Neujahrsgrüße 2026
Was für ein Jahr liegt hinter uns und was für eines liegt vor uns?
Stabilität und Sicherheit in der Welt verändern sich rapide und die Geschehnisse geben zweifellos Anlass zu Sorge. Das Wertesystem wackelt heftig. Auf unsere Arbeit hier in Deutschland hat dies bislang noch keinen starken Einfluss. Wir lassen uns nicht schrecken und arbeiten weiter unermüdlich an der Verbesserung von Teilhabe und Selbstbestimmtheit taubblinder und hörsehbehinderter Menschen.
Wir unterstützen weiterhin die Deutsche Gesellschaft für Taubblindheit gGmbH finanziell sowie mit Rat und Tat, um nachhaltige Unterstützungsstrukturen für taubblinde und hörsehbehinderte Menschen aufzubauen. Dadurch kann die „Peerakademie handfest“ in 2026 um zwei Peers erweitert werden. Smartphone-Schulungen und Hilfsmittelberatung sollen aufgebaut werden.
Das Qualifizierungsangebot QTBL an der Universität zu Köln für Lehrkräfte, die mit taubblinden Kindern arbeiten, wird in die 4. Ausbildungsrunde gehen. An der Verstetigung dieser Qualifizierung wird intensiv gearbeitet.

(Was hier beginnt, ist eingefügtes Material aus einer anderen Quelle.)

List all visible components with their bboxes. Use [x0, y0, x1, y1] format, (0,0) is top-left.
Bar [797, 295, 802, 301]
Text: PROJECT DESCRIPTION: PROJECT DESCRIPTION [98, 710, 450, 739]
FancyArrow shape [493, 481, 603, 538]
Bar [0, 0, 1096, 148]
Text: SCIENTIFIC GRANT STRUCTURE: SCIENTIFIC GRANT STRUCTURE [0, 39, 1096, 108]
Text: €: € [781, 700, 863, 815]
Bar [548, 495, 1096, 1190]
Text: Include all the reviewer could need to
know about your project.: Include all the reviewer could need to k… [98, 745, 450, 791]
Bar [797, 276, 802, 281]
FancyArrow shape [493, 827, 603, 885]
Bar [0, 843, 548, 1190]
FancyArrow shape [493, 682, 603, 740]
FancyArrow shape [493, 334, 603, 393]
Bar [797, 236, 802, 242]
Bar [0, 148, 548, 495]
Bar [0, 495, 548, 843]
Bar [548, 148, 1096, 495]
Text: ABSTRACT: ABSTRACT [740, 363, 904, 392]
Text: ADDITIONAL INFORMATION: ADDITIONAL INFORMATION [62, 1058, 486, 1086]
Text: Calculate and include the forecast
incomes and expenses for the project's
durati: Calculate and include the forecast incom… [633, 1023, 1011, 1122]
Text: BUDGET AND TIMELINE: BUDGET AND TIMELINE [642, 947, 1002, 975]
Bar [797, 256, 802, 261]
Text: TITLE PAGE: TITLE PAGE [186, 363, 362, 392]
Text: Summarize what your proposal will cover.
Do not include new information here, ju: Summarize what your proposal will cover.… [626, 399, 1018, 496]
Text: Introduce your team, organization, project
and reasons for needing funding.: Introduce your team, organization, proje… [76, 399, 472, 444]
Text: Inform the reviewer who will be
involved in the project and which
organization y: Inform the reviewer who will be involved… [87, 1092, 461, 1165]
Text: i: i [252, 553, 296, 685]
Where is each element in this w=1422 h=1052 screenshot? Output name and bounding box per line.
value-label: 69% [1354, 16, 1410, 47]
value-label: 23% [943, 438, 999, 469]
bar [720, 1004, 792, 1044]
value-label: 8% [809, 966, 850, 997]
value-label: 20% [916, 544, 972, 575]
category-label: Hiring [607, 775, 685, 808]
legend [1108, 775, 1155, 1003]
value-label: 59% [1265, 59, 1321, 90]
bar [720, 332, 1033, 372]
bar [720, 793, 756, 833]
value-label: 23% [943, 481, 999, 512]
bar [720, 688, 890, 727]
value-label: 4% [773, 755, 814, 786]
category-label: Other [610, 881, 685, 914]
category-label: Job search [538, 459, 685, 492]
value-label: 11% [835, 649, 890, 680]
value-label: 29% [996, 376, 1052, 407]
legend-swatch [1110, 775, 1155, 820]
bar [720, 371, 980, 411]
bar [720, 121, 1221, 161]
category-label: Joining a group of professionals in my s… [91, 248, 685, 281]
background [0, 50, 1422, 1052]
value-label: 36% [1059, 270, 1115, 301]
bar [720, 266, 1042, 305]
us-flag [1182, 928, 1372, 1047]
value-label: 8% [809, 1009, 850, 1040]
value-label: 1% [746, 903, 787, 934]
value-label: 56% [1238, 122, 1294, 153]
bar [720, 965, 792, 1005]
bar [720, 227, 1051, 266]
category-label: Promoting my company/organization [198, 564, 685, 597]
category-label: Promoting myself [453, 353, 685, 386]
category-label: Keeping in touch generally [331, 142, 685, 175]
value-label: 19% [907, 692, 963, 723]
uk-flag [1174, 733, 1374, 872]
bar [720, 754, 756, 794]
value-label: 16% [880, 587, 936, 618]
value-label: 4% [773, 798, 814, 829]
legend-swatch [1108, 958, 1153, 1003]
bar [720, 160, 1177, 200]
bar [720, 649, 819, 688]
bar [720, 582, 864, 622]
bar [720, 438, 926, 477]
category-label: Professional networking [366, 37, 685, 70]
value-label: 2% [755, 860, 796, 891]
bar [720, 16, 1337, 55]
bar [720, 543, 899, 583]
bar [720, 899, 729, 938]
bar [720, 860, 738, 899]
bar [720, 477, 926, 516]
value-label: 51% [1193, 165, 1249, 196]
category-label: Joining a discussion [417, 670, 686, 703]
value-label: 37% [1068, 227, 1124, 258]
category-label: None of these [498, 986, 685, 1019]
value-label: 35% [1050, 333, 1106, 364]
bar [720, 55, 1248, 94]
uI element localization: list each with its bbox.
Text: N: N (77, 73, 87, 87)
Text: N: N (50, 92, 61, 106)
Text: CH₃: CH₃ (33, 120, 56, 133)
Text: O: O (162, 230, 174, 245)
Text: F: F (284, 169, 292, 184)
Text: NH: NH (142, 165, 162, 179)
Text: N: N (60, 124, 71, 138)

Die Förderung von HapticSigns – einer taktilen Verständigungsform – im Institut SignGes der RWTH Aachen wird fortgesetzt. 2025 wurden Peers geschult, um diese wertvolle Kommunikationstechnik zu verbreiten. Dies wird dieses Jahr fortgesetzt.
Eine große Herausforderung für das neue Jahr liegt im Beratungsangebot. Deutschlandweit ist es durch die Veränderungen im Rahmen der EUTB® zurückgegangen, im bevölkerungsreichsten Bundesland NRW gibt es nur noch eine einzige Vollzeitstelle mit taubblindenspezifischem Fachwissen. Damit kann der großen Beratungsbedarf taubblinder und hörsehbehinderter Menschen in NRW nicht gedeckt werden. Wir werden uns weiterhin für spezifische Beratungsangebote für den Personenkreis einsetzen.
Eine zweite Herausforderung liegt darin, dass Taubblindheit und Hörsehbehinderung viel zu oft unerkannt bleiben. Wir fordern daher die Verbesserung der Diagnostik. Gemeinsam mit der PH-Heidelberg und vielen weiteren Kooperationspartnern haben wir in 2025 unser Projekt SinnVoll lernen vorbereitet. Es dient der Verbreitung eines besseren Screenings im Vorfeld der Diagnostik und startet noch diesen Monat.
2026 werden uns zwei besondere Projekte beschäftigen: Wir fördern die Entwicklung einer App, die die Kommunikation taubblinder Menschen verbessert. Außerdem beschäftigen wir uns mit Hilfsmittelentwicklung und -nutzung. KI (Künstliche Intelligenz) führt zu raschen Veränderungen mit viel Potential, aber auch mit neuen Hürden und Barrieren.
Gemeinsam mit der Deutschen Gesellschaft für Taubblindheit möchten wir außerdem Wege finden, in NRW Wohnangebote für taubblinde Menschen zu schaffen.
Uns geht die Arbeit nicht aus. Die Herausforderungen sind* groß. Wir freuen uns daher über ein breites Netzwerk von Partnern in ganz Deutschland. Dazu gehören die Vereine der Selbsthilfe, Institutionen wie das Deutsche Taubblindenwerk in Hannover, die Nikolauspflege in Stuttgart, die Stiftung St. Franziskus in Heiligenbronn, die Blindeninstitutsstiftung in Würzburg sowie allen weiteren Mitgliedern der AGTB (Arbeitsgemeinschaft der Einrichtungen und Dienste für taubblinde Menschen in Deutschland). Gemeinsam können wir mehr.
Wir bedanken uns herzlich bei unseren Förderern und Spendern. Ohne sie könnten wir bei weitem nicht so viel bewirken.
Wir wünschen allen alles Gute für das neue Jahr! Bleibt/en Sie gesund, aktiv und zuversichtlich!